#NYFF 2016: All the Cities of the North
All the Cities of the North screens October 8 as part of the experimental Projections section of the 54th New York Film Festival. Follow our coverage of NYFF 2016 here.
A digitally altered still of a cinema interior, as if we have just walked into the cinema itself, orchestra left, to see the cinema completely empty of patrons and a blank screen, is the first image the viewer encounters in All the Cities of the North. The image is a welcoming introduction, inducing a self-conscious awareness of one’s own presence inside the cinema, but moreover, introducing this film specifically with a blank canvas. It’s as if the young filmmaker, Dane Komljen, is not only stating watch closely, but also asking, what are the possibilities of the cinematic palette?
Komljen answers with a constellation of cinematic endeavors that envelope as one darkly perplexing tide. The base narrative revolves around two men who live together in a dilapidated, seemingly former hotel in the middle of somewhere. They systematically wash their clothes in plastic containers, clean their tent, pick berries, fetch water, bake potatoes on coals of fire, piss on the side of the building… They seem to be living in some futuristic utopia/dystopia, like Stalker’s “Zone,” just a bit more lush, with friendlier dogs, and revealing beautiful minimalist architecture. Their relationship is interrupted when a third man shows up to occupy space along with them. Granted, the three of them never exchange a word.

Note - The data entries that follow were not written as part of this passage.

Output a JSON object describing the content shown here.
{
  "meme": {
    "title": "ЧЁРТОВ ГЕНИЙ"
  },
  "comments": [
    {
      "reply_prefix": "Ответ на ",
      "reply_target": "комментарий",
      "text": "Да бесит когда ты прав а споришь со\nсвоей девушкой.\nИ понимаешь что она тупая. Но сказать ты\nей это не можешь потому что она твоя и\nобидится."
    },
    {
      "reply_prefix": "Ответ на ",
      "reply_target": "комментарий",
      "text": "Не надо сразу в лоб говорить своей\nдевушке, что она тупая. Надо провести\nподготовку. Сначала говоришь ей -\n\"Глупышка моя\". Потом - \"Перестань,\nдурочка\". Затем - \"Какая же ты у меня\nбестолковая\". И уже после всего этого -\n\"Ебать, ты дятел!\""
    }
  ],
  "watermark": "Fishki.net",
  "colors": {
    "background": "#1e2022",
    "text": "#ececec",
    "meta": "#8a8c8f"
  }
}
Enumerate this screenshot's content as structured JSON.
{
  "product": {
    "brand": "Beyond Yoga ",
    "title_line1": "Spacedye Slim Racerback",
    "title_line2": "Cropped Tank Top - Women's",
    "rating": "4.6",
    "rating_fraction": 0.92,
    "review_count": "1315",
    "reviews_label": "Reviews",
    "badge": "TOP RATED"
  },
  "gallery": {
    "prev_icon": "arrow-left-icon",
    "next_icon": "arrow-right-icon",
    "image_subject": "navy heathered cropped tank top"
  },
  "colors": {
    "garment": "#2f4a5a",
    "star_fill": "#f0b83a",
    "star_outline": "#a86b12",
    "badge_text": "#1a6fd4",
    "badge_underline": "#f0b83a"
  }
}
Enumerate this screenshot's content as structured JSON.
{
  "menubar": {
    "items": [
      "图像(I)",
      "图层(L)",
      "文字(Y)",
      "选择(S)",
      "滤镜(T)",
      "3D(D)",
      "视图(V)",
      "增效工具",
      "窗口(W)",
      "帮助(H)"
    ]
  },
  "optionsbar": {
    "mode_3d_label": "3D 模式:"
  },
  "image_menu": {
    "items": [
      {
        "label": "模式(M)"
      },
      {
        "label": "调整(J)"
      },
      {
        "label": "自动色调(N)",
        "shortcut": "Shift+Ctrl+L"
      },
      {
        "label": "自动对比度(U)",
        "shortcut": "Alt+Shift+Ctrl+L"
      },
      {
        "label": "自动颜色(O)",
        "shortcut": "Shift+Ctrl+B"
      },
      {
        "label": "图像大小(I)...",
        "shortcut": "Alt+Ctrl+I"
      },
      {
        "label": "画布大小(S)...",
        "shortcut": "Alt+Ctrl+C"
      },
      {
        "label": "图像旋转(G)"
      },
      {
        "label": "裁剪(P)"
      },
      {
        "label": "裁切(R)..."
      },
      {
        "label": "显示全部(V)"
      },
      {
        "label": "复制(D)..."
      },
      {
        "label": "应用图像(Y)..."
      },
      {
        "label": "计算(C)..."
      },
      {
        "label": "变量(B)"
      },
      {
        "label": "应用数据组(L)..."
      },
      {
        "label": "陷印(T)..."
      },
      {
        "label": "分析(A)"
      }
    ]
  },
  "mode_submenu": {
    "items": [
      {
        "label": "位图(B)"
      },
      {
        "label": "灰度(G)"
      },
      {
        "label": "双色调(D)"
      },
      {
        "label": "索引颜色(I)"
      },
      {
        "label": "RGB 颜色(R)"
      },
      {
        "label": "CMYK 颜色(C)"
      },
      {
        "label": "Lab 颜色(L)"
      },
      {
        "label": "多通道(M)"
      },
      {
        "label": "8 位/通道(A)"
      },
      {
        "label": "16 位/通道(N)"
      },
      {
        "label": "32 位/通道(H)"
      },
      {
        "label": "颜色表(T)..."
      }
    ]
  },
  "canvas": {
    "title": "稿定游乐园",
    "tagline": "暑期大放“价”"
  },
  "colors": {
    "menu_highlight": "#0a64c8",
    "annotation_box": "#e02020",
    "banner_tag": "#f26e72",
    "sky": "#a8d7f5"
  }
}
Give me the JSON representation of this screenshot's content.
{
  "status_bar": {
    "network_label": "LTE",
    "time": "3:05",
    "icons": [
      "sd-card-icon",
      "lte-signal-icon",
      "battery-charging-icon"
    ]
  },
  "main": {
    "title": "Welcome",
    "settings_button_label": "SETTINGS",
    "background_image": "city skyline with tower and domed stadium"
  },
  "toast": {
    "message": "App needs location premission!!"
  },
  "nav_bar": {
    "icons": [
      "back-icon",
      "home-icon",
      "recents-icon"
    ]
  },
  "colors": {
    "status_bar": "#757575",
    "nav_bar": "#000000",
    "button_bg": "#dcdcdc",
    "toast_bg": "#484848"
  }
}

Words are spoken via narration, however. Early in the film, the narrative breaks to examine Yugoslavian building companies looking as far as Lagos to build places of trade. Aerial images in tow, a narrator explains that these constellations built for commerce never came to fruition, and that the locals then came to make them their own, building off of these ghost shells for their own use. This seems an easy metaphorical comparison to the story at hand, but this is just one of many unpredictable yet informative pauses: poetry is dropped via voiceover; a song of revelation sounds (only to be understood when you read the credits, unless you understand Serbian); not to mention, film crews slowly make their way into the film itself (and the cinematography here is absolutely astounding), and more, insane sound clips merging with shifts in the imagery (you’ll never forget seeing an apple cut with scissors). In this film, anything is possible, and somehow, it all softly collides into one solid consummation that drifts deeply under the skin.